Retail Traffic

Not Part Of The Equation

Jones Lang LaSalle Inc.'s proposed $613 million acquisition of Addison, Texas-based real estate advisory firm the Staubach Co., which would create the second largest commercial real estate brokerage firm in the world, won't boost the Chicago-based global real estate giant's retail division.

The deal, which had long been rumored, was finally announced last month. But the planned merger does not include Staubach Retail or Cypress Equities, Staubach's retail development division.

“It's not going to impact us at all,” says Greg Maloney, CEO and president of Jones Lang LaSalle Retail, its Atlanta-based third-party property manager.

Jones Lang LaSalle had considered buying both Staubach Retail and Cypress Equities, which are independently owned and operate under licensing agreements with Staubach, but decided that their existing structures would make the deal more difficult, Maloney says. Staubach Retail and Cypress Equities will continue to operate under long-term licensing agreements with Staubach and Roger Staubach will remain on the board of directors of both firms.

The deal will result in Jones Lang LaSalle commanding a combined $186 billion in investment sales and leasing volume, second only to New York-based CB Richard Ellis, with $264.2 billion, according to National Real Estate Investor.

According to the terms of the deal, Jones Lang LaSalle has agreed to pay $613 million for Staubach, plus $114 million in earn-out payments over the next four-and-a-half-years if certain performance measures are met. The deal will give Jones Lang LaSalle a stronger tenant representation platform and raise the U.S. share of the company's overall business to 37 percent from 29 percent, according to Vance Edelson, an analyst with Morgan Stanley.

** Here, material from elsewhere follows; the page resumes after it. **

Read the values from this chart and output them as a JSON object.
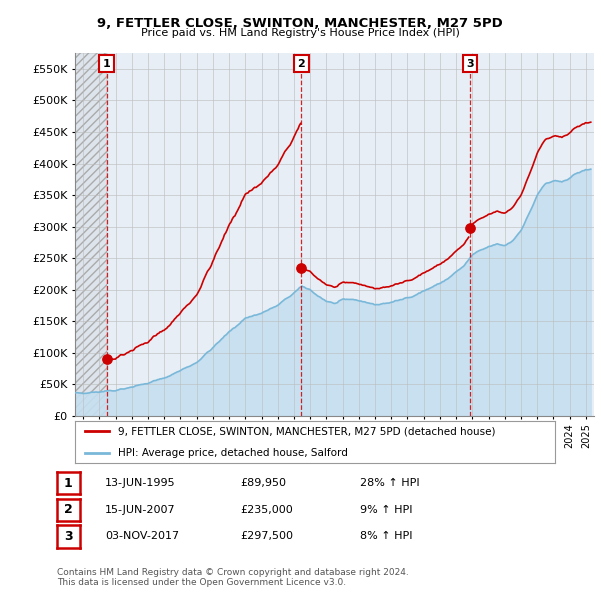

Also, as a result of the acquisition, Staubach will end its eight-year alliance with DTZ, a global real estate advisor. The London-based firm partnered with Staubach to bolster its North American presence, but in recent years has built a direct base through acquisitions of U.S.-based firms such as DTZ Rockwood, DTZ Barnicke and DTZ FHO Partners. Following the announcement of the Jones Lang/Staubach deal, DTZ said it had served Staubach with a notice of termination of partnership. It is also cutting ties with Staubach Retail, despite it not being part of the acquisition. However, Clay Smith, president of Staubach Retail, says losing the alliance with DTZ won't affect the firm too much since the brokerage was largely focused on providing corporate real estate services to multinational corporations.

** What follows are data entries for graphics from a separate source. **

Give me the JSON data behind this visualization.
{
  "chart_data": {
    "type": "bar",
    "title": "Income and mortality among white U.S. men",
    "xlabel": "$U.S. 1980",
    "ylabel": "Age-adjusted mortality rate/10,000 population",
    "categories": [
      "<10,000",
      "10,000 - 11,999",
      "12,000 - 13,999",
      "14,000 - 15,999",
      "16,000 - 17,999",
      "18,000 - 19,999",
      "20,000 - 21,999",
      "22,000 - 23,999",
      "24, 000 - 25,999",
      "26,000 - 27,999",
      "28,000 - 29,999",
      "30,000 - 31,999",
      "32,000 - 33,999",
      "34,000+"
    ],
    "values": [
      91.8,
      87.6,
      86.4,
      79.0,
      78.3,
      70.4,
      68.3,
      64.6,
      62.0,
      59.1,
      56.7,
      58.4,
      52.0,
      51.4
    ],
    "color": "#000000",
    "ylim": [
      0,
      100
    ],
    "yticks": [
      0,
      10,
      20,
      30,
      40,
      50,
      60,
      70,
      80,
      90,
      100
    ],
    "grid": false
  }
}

“We are a retail company run by retail people,” Smith says. “We are not focused on corporate users of real estate.”

Jones Lang LaSalle wouldn't rule out pursuing Staubach Retail in the future, Maloney says. However, being part of Jones Lang LaSalle would interfere with Staubach's core business model, which is focused on tenant representation, according to Smith.

The departure from its exclusive focus on tenants, which has been a legacy for the Staubach brand, is among the challenges facing the Jones Lang LaSalle Staubach union, Edelson notes. In a June report, he wrote that Staubach's “‘No conflicts of interest approach’ could be jeopardized as part of a larger organization serving both sides.”

Jones Lang LaSalle's stock closed at $66.19 per share, up 1.56 percent on the day after the announcement.